Energy bills: Teen carer quits school to help family make ends meet as living costs soar

Video report by ITV Wales Cost of Living correspondent Carole Green

A teenager from Gwynedd has been forced to drop out of her A-levels in order to help make time for more work amid the cost of living crisis.

Energy regulator Ofgem announced on Friday that the energy price cap will increase by more than 80% to £3,549 from October 1.

The change will mean that householders on a typical default tariff will pay an extra £1,578 a year for their gas and electricity.

The increasing cost of bills has already forced many people into difficult decisions with reports of people leaving work as they are unable to make ends meet.

Now, as teenagers across Wales look set to return to schools and colleges from next week, some face difficult choices about whether they can afford to continue their education.

Beca has decided against studying A-levels

Beca Williams, from Deiniolen in Gwynedd, has decided against continuing to study her A-levels full time, opting instead to look for an apprenticeship in hospitality so she can earn and learn at the same time.

The 17-year-old cares for her younger sibling along with her older brother Gwion and her mum Delyth in their family home.

"I need to be able to provide for myself now instead of relying on other to provide for me," Beca told ITV News.

"It's hard for me to ask someone 'can I borrow this?' or 'can I borrow that?' because I know how hard it is at the moment for people just to fend for themselves let alone other people.

"Mum, dad, other family members, it's affecting everybody at the moment."

Beca's brother has felt the pressure of having to help his family's finances since turning 18.

Beca's brother Gwion is also on the hunt for a second job as he keeps up with the cost of running a car, juggling volunteer work and duties at home.

The 18-year-old, who coaches basketball locally, said he has felt the pressure of having to help his family's finances since turning 18.

"There’s a lot of pressure now because I’m at the age of 18. I need to pay bills, I need to do more for myself basically," he said.

"I’ve got a job in Bethesda, I work there and I’m trying to get a second job so I can have money coming in to look after myself.

“I need my car to get to work and finding that money is pretty hard. My goal is just to get more money coming in, so I can help the family.

“With the financial situation in this house, me and Bec are working but we are trying to look after the whole family but mum does go through a lot of pressure.”

'Life is all about making memories and living, but you don’t get to do that any more'

Delyth relies on her children to help with caring duties for her youngest child.

The family are receiving support from the chairty Acton For Children, but mum Delyth Williams told ITV Cymru Wales price rises over the last year have made even doing the most basic of family things near impossible.

"I’ve not been able to do much with the kids over the summer," she said.

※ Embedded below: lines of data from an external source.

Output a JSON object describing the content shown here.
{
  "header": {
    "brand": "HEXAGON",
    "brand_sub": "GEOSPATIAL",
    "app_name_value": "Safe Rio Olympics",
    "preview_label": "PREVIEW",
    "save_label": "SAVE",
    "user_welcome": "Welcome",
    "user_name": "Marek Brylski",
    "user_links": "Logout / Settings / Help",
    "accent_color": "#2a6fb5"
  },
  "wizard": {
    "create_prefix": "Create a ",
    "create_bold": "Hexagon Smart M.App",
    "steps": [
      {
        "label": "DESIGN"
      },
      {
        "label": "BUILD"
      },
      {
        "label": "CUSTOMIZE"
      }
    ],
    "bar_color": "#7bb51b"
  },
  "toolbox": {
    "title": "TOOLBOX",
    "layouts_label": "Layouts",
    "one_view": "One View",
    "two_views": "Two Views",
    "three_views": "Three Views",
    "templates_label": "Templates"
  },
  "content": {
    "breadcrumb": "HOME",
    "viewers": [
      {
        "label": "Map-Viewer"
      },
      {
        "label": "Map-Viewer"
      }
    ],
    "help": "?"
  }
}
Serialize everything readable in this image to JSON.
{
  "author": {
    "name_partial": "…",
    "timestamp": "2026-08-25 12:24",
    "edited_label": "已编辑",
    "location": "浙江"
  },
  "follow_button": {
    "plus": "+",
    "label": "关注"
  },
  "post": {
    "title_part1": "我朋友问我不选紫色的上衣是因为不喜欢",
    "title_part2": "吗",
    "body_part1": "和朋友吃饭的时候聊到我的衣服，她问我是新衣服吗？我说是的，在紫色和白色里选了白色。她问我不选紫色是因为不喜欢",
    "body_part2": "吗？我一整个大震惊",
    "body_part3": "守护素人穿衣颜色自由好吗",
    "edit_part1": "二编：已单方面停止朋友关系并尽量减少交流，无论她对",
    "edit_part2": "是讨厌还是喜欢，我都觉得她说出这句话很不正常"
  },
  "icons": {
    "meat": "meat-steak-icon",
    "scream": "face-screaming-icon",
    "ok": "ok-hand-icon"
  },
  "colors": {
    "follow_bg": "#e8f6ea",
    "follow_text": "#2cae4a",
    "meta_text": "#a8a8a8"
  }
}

"Before we would have at leats a weekend away, but we’ve not been able to do that this summer.

“That’s what’s difficult. It’s all about making memories and living, but you don’t get to do that any more.

“We don’t have mains gas, so we can’t change companies for a better deal, we can’t join our gas and electric.

“It is really worrying going into winter, you have to have the heating on.”

Brigitte Gater, national director for Acton For Children in Wales, said: "The worst pain and misery of the cost of living crisis is being felt by children in low income families, yet the UK Government is refusing to target help for these children.

"The levels of severe and persistent financial hardship our services are seeing are among the worst they can remember and are robbing too many children of the bright futures they deserve. Whilst our Crisis Fund can help to relieve some of these pressures, it cannot address the underlying causes driving rising deprivation or offer a solution for families bearing the brunt of this deep-rooted cost of living crisis.

"The Welsh Government needs to ensure no stone is left unturned in helping those families in the greatest need with the powers it has.  There is some help available, and every effort needs to be made to make that financial help easily accessible.

She continued, saying: "The UK Government committed to using the tax and benefit system to reduce child poverty in its 2019 election manifesto². And yet, with inflation set to reach its highest level for four decades this year, the policy responses introduced by the government to date will not do nearly enough to support low-income families.

"We desperately need a cross-government plan to reduce and ultimately eradicate child poverty in the UK, but we can start today by guaranteeing benefits keep pace with the cost of living and target help to children in low income families through a rise in the child element of Universal Credit. There is so much more our government can do in these tough times to prevent those with the least from continuing to suffer the most.”

Around 45 million people in the UK could be thrown into fuel poverty this winter, according to a study from the University of York.

Current predictions also forecast further rises in January and April next year.

Based on Wednesday’s gas prices, experts at consultancy Auxilione think the cap will reach £5,210 in January 2023 and £6,823 by April.

Then they predict it will fall, but only to £6,106 in July and £5,668 next October.